Maeve entrou na cozinha naquele momento, seus cachos castanhos ainda molhados do banho e uma mancha de geleia no canto da boca. Ela usava um vestido rosa com estampa de margaridas, e seus olhos azuis — tão parecidos com os de Morgana, mas tão mais brilhantes — estavam fixos nela com uma intensidade que partia seu coração.

- Morgie! — Maeve correu em sua direção e pulou em seu colo, seus braços pequenos se enrolando em torno de seu pescoço. — Você vai embora hoje?

- Vou, Mae. — Morgana abraçou-a com força, sentindo seu corpo pequeno e quente contra o seu. — Mas vou voltar. Nas férias. Prometo.

- Promete mesmo?

- Prometo.

Maeve se afastou, seus olhos azuis brilhando com lágrimas que ela se recusava a deixar cair.

- Você vai me escrever?

- Vou escrever todas as semanas. Vou te contar tudo sobre Hogwarts.

- Tudo?

- Tudo.

- Até sobre os fantasmas?

Morgana sorriu, apesar da garganta apertada.

- Até sobre os fantasmas.

Maeve pareceu satisfeita e deslizou de seu colo para sentar-se ao seu lado, pegando uma panqueca do prato sem pedir permissão.
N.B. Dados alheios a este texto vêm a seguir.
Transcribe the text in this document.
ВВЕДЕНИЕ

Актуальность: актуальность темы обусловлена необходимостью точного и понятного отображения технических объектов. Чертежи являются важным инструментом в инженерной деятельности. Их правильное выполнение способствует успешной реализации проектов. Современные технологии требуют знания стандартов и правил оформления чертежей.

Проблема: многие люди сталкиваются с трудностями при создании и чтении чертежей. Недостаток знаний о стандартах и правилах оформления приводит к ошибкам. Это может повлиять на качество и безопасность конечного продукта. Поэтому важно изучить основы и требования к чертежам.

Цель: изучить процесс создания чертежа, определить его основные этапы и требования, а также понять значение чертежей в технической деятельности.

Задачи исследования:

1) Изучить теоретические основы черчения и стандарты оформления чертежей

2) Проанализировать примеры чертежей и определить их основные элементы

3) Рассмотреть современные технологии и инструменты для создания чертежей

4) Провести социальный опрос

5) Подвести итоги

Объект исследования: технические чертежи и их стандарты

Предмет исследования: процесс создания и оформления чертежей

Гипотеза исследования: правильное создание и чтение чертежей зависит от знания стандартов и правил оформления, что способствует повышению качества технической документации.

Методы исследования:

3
Drake entrou na cozinha momentos depois — cabelos pretos perpetuamente desgrenhados, expressão de excitação mal contida em seu rosto. Ele já estava vestido com seu uniforme de Hogwarts — camisa branca, gravata listrada em vermelho e dourado, calças cinzas e o brasão da Grifinória bordado no peito do suéter — mas sua gravata estava frouxa e seus sapatos desamarrados. Sua aparência era a de um titã em construção, ombros largos e braços definidos, mas sua energia era a de um garoto no Natal.

- Morgs! — Ele se jogou na cadeira ao lado dela, e Lumi imediatamente colocou um prato com panquecas em sua frente. — O grande dia chegou!

- Eu sei. — Morgana sentiu seu estômago se contrair. — Estou tentando não pensar nisso.

- Não pensar nisso? — Ele a olhou como se ela tivesse dito a coisa mais absurda do mundo. — Como você pode não pensar nisso? Você vai para Hogwarts! A escola de magia mais incrível do mundo!

Drake colocou a mão sobre a dela, seu toque firme e quente.

- Você vai ser incrível. — Sua voz era mais suave do que o normal. — Você é a pessoa mais corajosa que eu conheço, Morgs. Você só ainda não percebeu.

- E como você sabe?

- Porque eu te conheço. — Ele sorriu, aquele sorriso torto que herdara do pai. — Você enfrenta seus medos todos os dias. Mesmo quando está com medo. Isso é coragem. Isso é força.

Magnus Blackwood entrou na cozinha naquele momento, sua presença imponente preenchendo o espaço. Estava vestido com seu casaco de trabalho — uma capa preta com a insígnia de Chefe dos Aurores bordada no peito — mas seus cabelos negros com fios grisalhos estavam levemente despenteados. Seus olhos castanhos encontraram os de Morgana, e um sorriso lento se formou em seus lábios.

- Bom dia, minha filha. — Ele se inclinou e beijou sua testa. — Pronta para o grande dia?

- Estou tentando estar.

- Estar pronta não é sobre não ter medo, Morgana. — Ele sentou-se à mesa. — É sobre ter medo e ir mesmo assim.

- É o que o papai sempre diz — murmurou Drake, e seu pai riu.

- Porque é verdade. — Magnus levou a xícara aos lábios. — Você tem tudo o que precisa, Morgana. Inteligência, coragem, um coração bom. E uma família que sempre vai estar torcendo por você.

O café da manhã foi uma mistura de risadas e silêncios. Drake contou histórias sobre suas aulas no ano anterior, Maeve ouvia com olhos arregalados, fazendo perguntas sem fim. Morgana observava tudo, tentando gravar cada detalhe na memória — o jeito que a luz da manhã incidia nos cabelos da mãe, a maneira como o pai ria com a cabeça inclinada para trás, a forma como Maeve gesticulava ao contar suas próprias histórias.

Misty apareceu ao seu lado, segurando uma bandeja com uma xícara de chá fumegante.

- A senhorita Morgana precisa de força para a viagem — disse ela, seus olhos âmbar brilhando com lágrimas contidas. — Misty preparou um chá especial, com mel e ervas calmantes.

- Obrigada, Misty. — Morgana pegou a xícara, sentindo o calor se espalhar por seus dedos.

Lumi apareceu ao seu lado, segurando uma caixa de madeira entalhada com um laço prateado.

- E Lumi preparou um presente para a senhorita! — Ela colocou a caixa na frente de Morgana, seus olhos verdes brilhando. — Para a senhorita levar para Hogwarts!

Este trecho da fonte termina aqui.